Intarsia uses separate lengths of yarn for each section of color. Start by determining how many different color sections you will be working across the row, and cut a corresponding number of yarn lengths in the appropriate color. The length of each separate yarn may vary based on the area to be stitched. Work in the first color (Color A) as indicated, then drop color A and begin the next color (Color B), allowing Color A to hang on the wrong side. When you have completed the B section, start with a new, separate length of Color A (or the next color), and continue across the row, using a separate piece of yarn for each color section. On the following row, the color or yarn you need should be waiting there for you to pick up as you come to each color change. If you prefer, you can work from full balls of yarn rather than shorter strands, but take care to rearrange the yarns as needed to prevent them from tangling. Remember to start each new color on the last “yarnover, pull through” step of the old color to avoid color bleed.

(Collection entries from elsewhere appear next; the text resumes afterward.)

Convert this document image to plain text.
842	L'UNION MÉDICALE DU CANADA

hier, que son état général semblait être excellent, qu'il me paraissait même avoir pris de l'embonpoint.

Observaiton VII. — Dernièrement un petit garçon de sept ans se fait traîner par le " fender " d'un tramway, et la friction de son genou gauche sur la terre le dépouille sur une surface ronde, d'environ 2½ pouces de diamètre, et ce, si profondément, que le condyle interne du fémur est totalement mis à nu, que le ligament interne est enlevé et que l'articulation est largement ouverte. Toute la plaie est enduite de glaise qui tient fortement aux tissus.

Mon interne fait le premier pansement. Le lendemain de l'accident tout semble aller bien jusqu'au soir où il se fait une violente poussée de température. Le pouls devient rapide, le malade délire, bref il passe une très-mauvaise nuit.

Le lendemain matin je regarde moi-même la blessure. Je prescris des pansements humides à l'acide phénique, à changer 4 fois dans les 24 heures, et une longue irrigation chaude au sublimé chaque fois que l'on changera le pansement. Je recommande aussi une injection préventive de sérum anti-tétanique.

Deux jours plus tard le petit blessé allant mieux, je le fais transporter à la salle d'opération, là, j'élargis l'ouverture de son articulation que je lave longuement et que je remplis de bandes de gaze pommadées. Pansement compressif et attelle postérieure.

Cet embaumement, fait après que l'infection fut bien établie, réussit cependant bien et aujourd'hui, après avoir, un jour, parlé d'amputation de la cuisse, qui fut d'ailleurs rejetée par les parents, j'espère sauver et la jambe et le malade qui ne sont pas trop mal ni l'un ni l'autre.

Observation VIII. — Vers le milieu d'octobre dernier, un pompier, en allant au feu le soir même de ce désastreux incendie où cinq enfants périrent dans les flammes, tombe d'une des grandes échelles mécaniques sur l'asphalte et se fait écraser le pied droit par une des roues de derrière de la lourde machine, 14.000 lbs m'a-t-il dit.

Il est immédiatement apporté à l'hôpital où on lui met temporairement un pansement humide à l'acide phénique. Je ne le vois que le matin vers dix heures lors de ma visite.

Question 5. My yarn gets tangled on the wrong side when I work with colors. Am I doing something wrong?
You aren’t doing anything wrong; it’s just a feature of some types of color work. Some crocheters wind lengths of yarn onto yarn bobbins to make the yarns more manageable. Others prefer to cut long lengths of yarn and allow them to hang out and look messy on the wrong side of the work, pulling each strand free of its brothers as they work (my favorite). Still others prefer to use one of several types of commercially made yarn holders.
If you alternate the way you turn the work at the end of each row (clockwise one time, counterclockwise the next) the colors will untwist themselves every other row. This only works, however, if you don’t twist the colors when you pick up a new color; just drop the old color and hold it to the right (Lefties: to the left) when you pick up the new color.
Question 6. Why does my fabric pucker when I’m working with different colors?
You are pulling the yarn floats too tightly across the back of the fabric. Take care to allow plenty of slack as the unused yarn travels across the back of the stitches. You may want to use one of the other color methods instead.
Question 7. Can I carry unused yarns up the side of the fabric?
If the yarn doesn’t have to travel very far (no more than a few rows), it’s fine to carry an unused yarn up the side of a piece. Make sure you keep it loose, and catch it once or twice in a turning chain. However, cut the yarn and start it again if you are using lots of different colors. If carried vertically, several yarns together create too much seam bulk.